More and more people lead a sedentary life with little physical activity. We are spending an increasing amount of time sitting down, which can have negative consequences to your physical and mental well-being.*
Two Kemira employees, Controller Rosslyn Thompson from Australia and Financial Services Manager Marta Kaminska-Olczak from Poland, decided that they wanted to find a way to encourage the Kemira employees around the world to fight these risks by increasing exercise and at the same time develop team bonding on a global level.
“Sport has given me a lot: peace of mind, good shape, health, feeling of accomplishment, and friends. I’ve had good experiences, so why not try to spread the feeling,” Marta says. “I first started encouraging my colleagues in Poland to take part in sports events together, and got many people engaged. So that got me thinking whether it would be possible to do the same on a global level.” The end result was the Kemira Global Challenge.
“Our goal was to increase exercise and develop team bonding on a global level”, Rosslyn says. “700 employees from 95 cities took part in the challenge – this is 15% of all Kemira employees. The ultimate goal was to run around the globe, 40,000 km, in 30 days. Together, as a team, we not only reached the target but exceeded it thoroughly with a final result of over 66,000 km. It means around 100 km per person a month.”

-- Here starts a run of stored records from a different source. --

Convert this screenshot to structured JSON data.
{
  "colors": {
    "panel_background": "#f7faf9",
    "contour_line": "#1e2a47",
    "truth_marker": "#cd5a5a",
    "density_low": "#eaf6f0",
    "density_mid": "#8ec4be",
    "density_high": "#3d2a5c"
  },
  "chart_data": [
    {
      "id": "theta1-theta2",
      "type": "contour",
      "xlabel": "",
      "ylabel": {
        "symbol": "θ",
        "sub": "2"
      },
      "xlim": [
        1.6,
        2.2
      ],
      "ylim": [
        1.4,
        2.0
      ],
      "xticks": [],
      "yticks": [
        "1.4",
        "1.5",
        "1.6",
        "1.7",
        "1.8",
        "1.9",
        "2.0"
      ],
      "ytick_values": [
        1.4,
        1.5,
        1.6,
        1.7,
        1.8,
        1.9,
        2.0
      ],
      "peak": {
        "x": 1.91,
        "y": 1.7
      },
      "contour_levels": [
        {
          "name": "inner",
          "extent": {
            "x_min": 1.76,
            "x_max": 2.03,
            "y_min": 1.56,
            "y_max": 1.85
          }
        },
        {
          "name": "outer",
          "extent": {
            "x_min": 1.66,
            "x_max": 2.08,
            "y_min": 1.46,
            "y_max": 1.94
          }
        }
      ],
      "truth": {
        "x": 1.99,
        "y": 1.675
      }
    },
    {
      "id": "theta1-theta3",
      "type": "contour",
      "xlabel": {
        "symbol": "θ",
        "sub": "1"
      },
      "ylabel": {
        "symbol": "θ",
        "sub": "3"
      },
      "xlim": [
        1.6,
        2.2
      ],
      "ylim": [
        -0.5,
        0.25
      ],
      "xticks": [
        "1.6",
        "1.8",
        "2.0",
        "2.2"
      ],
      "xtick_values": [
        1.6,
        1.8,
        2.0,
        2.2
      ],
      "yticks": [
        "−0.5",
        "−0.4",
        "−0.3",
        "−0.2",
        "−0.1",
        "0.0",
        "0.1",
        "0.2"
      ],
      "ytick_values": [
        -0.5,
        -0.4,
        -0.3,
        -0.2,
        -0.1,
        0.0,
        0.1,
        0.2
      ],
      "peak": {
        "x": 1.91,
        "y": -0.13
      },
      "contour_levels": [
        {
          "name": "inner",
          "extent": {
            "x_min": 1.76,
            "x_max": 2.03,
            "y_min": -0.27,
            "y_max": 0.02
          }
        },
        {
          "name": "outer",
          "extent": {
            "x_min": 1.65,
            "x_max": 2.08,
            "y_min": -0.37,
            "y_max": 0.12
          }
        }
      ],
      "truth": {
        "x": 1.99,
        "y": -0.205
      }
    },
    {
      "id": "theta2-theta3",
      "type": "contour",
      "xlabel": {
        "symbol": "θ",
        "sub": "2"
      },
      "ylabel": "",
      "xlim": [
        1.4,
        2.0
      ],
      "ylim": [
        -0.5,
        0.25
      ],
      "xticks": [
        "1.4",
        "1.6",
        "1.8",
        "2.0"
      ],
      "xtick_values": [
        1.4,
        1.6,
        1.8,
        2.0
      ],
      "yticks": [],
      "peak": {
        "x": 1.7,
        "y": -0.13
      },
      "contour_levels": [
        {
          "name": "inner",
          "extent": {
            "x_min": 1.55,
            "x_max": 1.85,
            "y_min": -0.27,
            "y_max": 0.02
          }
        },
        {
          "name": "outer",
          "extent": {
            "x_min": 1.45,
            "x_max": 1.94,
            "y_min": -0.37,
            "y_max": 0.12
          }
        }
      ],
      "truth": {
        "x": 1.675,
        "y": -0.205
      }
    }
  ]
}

The Kemira Global Challenge wasn’t limited to running. “Employees’ choice of sports proves how diverse we are. Running and cycling were very popular, but many of us go to the gym, sail, ride a horse, do yoga and even train bailoterapia,” Marta explains.
“We wanted to make sure that everyone could participate in the event, so we created a target that was difficult but achievable. The popularity kept growing on a daily basis. We had weekly mini challenges and people sharing photos, which acted as encouragement, and leaderboards provided friendly competition. From another perspective KGC gave everyone the incentive to be active with colleagues and see their actual contribution make a difference,” Rosslyn says.